Last time I played with Tahoe I blundered into a dark alleyway full of unmet python dependencies and got mugged, but the latest version installed a lot more cleanly, and we now have a mini-grid going. I’m also re-reading RFC’s 3401 – 3405 on the Dynamic Delegation Discovery System. I can’t honestly tell you why it feels to me like these are all interlinked, because I’m still at that point where it’s all just pieces looking rather sad on the floor of my garage. I have good instincts, I think, but slow to rationalise, and I backtrack alot. Right now, for instance, my instincts are to put the DiSo people, the AllMyData people, the Zeroconf person, and several bored iPhone hackers in one room, lightly steam them in mild entheogens, and then just when they’re getting somewhere, divert a stampeding herd of straight-edge yet angry and dissolute teenage router-distribution developers into the building. And that can’t be right, so I’ve clearly got some more thinking to do.
I’m going to start dividing up these blog entries when I mention more than one thing, for the love of the metadata. But these are really throwaway items: we discussed how much power a home server draws, and I pulled figures from beyond my arse, but I’ve just run Kill-A-Watt on my old MacMini powerserver (the one running this website), and it does indeed pull down around 17W average. My arse speaks sooth. Of course, I’m not taking into account the cable modem, and the wifi router, so I guess I need to look into that.

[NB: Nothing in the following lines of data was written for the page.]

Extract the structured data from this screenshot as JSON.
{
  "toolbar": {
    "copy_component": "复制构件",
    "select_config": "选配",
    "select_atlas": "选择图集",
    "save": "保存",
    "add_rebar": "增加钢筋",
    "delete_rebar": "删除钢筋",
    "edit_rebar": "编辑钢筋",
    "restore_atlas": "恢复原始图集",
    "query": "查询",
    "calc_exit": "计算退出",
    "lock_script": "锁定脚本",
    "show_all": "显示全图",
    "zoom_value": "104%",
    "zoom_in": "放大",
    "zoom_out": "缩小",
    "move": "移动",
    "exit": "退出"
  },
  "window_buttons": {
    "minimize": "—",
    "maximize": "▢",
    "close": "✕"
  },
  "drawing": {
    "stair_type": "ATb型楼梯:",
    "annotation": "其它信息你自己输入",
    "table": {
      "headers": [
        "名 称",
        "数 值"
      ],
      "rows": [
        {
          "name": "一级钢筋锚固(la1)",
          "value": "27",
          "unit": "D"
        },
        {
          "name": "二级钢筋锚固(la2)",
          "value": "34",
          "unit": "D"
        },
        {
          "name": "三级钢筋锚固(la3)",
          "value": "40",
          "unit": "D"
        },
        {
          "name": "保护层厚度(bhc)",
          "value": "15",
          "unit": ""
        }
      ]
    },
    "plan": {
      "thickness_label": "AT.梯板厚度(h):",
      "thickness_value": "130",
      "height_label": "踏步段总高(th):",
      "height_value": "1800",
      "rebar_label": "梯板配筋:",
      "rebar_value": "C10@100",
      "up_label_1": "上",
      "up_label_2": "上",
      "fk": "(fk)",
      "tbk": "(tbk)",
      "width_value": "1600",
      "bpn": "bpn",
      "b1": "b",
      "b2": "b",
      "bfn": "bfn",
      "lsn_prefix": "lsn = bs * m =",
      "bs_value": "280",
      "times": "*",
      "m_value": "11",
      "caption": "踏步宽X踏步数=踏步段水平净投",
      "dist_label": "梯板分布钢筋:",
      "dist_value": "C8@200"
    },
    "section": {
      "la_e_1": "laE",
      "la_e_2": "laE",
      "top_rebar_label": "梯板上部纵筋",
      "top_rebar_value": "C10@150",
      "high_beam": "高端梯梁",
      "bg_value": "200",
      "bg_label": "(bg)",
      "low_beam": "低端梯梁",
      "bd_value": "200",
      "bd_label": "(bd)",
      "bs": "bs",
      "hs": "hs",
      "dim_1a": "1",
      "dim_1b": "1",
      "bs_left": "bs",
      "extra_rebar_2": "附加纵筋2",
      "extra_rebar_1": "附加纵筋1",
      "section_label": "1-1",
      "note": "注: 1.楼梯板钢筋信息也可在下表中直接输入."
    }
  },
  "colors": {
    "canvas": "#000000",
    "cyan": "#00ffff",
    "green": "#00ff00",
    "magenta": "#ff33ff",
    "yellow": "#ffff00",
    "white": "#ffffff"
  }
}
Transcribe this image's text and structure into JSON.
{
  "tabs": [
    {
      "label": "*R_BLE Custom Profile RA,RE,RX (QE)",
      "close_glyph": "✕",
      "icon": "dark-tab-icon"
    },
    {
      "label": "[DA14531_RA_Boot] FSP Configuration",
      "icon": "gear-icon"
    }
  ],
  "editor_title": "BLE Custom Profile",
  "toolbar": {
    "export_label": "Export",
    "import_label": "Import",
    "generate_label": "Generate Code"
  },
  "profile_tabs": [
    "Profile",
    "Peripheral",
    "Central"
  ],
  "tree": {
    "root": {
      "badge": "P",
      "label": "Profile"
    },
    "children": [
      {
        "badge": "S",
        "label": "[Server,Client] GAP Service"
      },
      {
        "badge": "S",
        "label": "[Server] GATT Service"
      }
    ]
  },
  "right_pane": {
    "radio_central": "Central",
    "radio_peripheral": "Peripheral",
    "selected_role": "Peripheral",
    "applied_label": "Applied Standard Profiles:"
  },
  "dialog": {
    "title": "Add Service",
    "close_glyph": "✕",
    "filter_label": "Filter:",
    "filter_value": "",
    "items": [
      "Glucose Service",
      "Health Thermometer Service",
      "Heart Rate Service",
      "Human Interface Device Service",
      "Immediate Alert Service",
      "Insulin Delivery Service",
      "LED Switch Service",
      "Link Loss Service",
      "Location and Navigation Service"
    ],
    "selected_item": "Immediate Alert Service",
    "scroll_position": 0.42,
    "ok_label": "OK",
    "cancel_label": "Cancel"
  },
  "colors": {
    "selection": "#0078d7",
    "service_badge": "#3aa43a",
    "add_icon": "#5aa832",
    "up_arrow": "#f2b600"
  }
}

In other news, one of the oldest bugs (but not the oldest!) that I watch in Firefox (@fontface support) is getting some new love. Soon, all the major browsers will be able to use downloadable fonts, and then what fresh desktop-publishing linotype hell will we be in?

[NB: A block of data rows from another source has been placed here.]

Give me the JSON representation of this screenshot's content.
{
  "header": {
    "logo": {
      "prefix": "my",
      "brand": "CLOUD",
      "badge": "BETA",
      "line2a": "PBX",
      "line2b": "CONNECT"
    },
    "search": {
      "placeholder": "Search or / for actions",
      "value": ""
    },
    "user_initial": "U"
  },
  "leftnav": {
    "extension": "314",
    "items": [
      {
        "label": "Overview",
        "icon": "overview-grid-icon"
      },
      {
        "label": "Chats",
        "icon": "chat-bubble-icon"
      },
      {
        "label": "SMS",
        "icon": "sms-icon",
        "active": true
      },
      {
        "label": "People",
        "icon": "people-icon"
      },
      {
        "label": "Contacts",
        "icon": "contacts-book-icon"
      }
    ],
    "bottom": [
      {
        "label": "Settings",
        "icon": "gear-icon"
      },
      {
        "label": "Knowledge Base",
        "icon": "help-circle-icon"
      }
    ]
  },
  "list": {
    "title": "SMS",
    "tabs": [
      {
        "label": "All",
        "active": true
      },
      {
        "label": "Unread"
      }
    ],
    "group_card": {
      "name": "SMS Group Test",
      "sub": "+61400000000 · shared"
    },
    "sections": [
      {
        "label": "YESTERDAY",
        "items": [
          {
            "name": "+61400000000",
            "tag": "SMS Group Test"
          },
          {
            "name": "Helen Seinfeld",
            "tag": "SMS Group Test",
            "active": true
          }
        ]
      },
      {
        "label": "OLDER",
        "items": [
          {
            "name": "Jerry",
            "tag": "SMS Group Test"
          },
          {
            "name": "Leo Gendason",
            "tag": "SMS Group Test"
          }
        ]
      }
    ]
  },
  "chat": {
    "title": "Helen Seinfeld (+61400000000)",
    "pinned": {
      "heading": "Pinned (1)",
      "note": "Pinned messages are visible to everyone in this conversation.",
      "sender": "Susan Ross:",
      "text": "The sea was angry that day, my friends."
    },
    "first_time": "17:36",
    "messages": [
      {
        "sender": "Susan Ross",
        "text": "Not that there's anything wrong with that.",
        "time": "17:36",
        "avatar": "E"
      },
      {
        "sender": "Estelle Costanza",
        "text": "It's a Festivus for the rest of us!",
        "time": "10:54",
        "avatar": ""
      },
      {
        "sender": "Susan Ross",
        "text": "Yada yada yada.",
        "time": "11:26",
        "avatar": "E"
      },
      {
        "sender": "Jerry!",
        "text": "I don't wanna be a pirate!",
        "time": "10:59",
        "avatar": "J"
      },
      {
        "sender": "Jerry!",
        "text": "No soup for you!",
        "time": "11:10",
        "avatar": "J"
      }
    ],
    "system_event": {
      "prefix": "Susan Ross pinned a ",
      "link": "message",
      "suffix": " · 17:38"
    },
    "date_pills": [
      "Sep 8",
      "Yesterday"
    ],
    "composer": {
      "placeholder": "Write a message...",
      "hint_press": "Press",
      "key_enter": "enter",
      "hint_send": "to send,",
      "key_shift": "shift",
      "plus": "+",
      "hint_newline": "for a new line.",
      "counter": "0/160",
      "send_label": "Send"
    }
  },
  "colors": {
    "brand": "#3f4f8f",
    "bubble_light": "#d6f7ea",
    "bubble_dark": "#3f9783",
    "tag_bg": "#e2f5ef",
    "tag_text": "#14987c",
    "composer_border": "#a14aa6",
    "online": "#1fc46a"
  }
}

August 13th, 2008 at 12:36 am
Re: @fontface. I have this open in a tab, no idea how I found it: http://opentype.info/demo/webfontdemo.html
I still have some .pfr files kicking around on my personal server from experimenting with this stuff ten years ago. I seem to recall it crashing Netscape 4 pretty hard on the SGI Indys at Uni. But then again, a stiff breeze caused Netscape 4 to crash…
August 13th, 2008 at 2:56 am
I love getting unexpected updates on really old bugs. A debian bug I filed in 2002 got resolved a couple of weeks ago and while I remember filing it, it definitely feels like a different person that did so. Like receiving a message from your younger self.

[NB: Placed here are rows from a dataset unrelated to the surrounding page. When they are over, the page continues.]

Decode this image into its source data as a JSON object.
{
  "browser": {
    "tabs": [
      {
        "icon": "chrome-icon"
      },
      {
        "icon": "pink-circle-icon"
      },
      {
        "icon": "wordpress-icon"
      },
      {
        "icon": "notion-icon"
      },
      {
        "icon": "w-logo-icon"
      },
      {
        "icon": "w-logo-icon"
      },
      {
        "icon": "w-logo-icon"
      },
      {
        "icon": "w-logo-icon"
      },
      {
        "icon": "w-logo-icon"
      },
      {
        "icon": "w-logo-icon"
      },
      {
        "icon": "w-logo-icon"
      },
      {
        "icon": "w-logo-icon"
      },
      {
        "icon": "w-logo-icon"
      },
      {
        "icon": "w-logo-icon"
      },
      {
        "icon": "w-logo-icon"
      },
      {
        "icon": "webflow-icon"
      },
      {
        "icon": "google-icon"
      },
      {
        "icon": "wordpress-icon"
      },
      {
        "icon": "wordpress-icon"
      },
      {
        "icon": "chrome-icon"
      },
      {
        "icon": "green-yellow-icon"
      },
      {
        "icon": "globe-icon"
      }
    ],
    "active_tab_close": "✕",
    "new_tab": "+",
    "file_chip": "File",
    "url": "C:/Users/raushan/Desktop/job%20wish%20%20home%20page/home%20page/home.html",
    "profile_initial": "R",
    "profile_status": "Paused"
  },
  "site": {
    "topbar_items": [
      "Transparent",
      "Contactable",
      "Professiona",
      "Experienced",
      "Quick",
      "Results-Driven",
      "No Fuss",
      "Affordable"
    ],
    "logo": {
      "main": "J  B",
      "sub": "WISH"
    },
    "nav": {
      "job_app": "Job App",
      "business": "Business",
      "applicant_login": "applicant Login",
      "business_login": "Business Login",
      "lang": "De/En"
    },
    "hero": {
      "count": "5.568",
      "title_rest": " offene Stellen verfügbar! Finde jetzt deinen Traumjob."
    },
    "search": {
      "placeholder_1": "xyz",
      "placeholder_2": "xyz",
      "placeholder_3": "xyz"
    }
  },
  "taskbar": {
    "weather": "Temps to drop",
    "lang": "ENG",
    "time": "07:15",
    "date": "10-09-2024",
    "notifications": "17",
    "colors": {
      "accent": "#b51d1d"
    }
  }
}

August 13th, 2008 at 3:00 am
“But then again, a stiff breeze caused Netscape 4 to crash.”
I imagine there are still thousands of still personal shell aliases out there still enabled that grep for the netscape pid in ps output and “kill -HUP” it.
August 13th, 2008 at 11:26 am
What kinds of things do you think DDDS might be useful for, even in the most handwavy terms? A way of discovering storage grids and other services? A way of mapping a file capability to some way to actually get the file?
I read the RFCs and my eyes glaze over before getting anywhere. “It is very important to note that it is impossible to read and understand a single document in that series without reading the related documents.” Indeed.
August 13th, 2008 at 3:16 pm
A sporadic point I’ve made at this here site is that a large amount of the data we have sloshing around these days is ‘commodity data’, which can be reimagined as key/value pairs, and the stuff that’s ‘personal data’ can be re-imagined as diffs. As Don Marti said in that linked thread: “Once you get to key/value instead of structured query, you can decentralize radically.”
August 13th, 2008 at 10:12 pm
Right, Nick, that’s a lot of what’s interesting about Tahoe, which uses that approach: identical data is (or can be) stored in identical “locations”. The key is derived from the content, so if you have the content you can find where its located (and if you need it back, you know how to retrieve it).
As it turns out, there are some privacy implications to “commodity data”, though, and not just the ones where the RIAA (or the US government) is suddenly very interested in what particular “commodity data” you share with their database of copyrighted works or terrorist reading matter.
For one thing, if I’m understanding the issue correctly, you can effectively do the equivalent of dictionary attacks on particular file variants. So, for instance, lots of people store root MySQL passwords in effectively the same format in a file called .my.cnf. You generate a huge load of .my.cnfs with a dictionary of commonly used passwords, and then find out who has that file (or is asking for it).